The Microsoft PC

August 31st, 2011

Ben Brooks wonders whether Microsoft should make their own PC:

If Microsoft did do this and they decided that they wanted to make the best possible PC — something that competes directly with, say, MacBook Pros — wouldn’t that be an interesting change?

I don’t even think it is a market that Microsoft would have to be making more than 2-3 models of computers to be in just a laptop, desktop, and tablet. All Microsoft would need to do is make the best stuff a Windows user could buy and then sell it with a healthy profit margin. Doing that, by comparison to all other PC makers, would make all others look pretty bad — both to consumers and investors.

HP exited the PC market because it’s a dying market—not only has it peaked and become a commodities business, but the iPad has shown that most people really don’t need a PC at all for what they do. HP realized that sales are going to decline in the next five to ten years and so there was no reason for them to stay in a business that isn’t profitable now and has no future.

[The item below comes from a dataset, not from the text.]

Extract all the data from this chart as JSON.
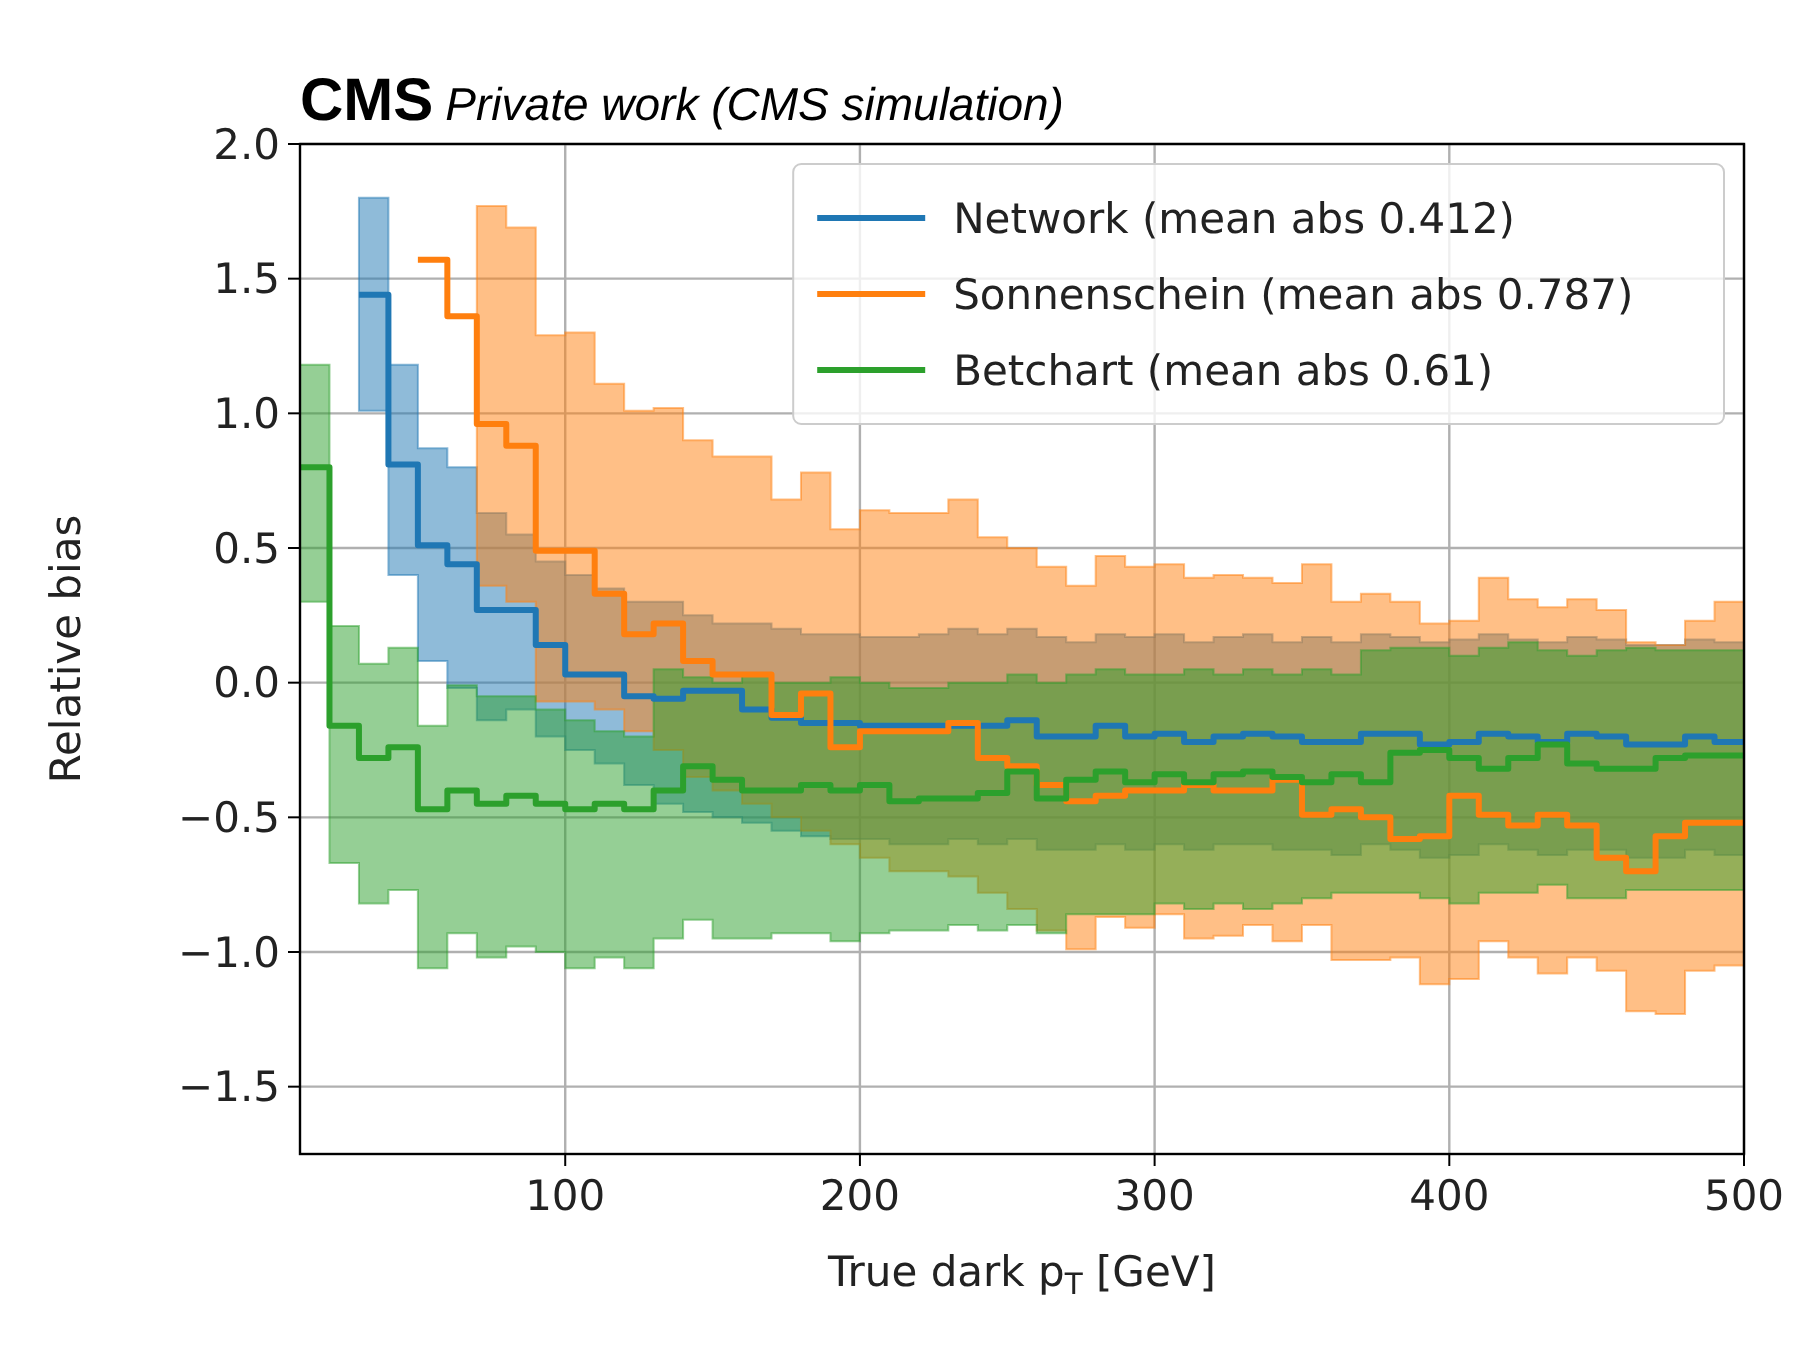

Entering the PC business doesn’t make any more sense for Microsoft than it does for HP to remain in it. Even if we look at it purely as a question of whether it can (1) turn a profit and (2) improve the Windows PC image, they shouldn’t. The only possible path to profitability is selling a higher margin, nicely designed PC to Windows users who appreciate it. That’s possible, but they would be doing so (in the best case) at the expense of Lenovo’s Thinkpad line.

What’s the gain for Microsoft? Not much. A bit larger bottom line, at best, and they would be investing a terribly large amount of money, time and focus into a dying business.

Building a tablet, though, is a different question, and an idea that makes more sense for Microsoft to do. At the moment, Microsoft believes that “post-PC” really means “PC plus touch”—that their original tablet PCs are where we’re going to end up. That certainly isn’t a view point supported by the market, so they have a lot to prove. If they can build a tablet running Windows 8 that does everything we want a post-PC device to do, they certainly stand to benefit from it, because they would make their concept viable.

I don’t think that’s how they’re going to play it, though, because Microsoft is deluded about the future of computing. Whereas Apple sees the post-PC and PC as separate markets, Microsoft wants to believe that the tablet is another PC, and thus they can gain market share by selling them as such. They figure that they already have the vast majority of the market for PCs, so if they just conveniently make new PCs tablets, too, people will buy them just as they’ve bought every other PC they’ve ever owned. And if that’s the plan, there’s no way they’re going to build their own.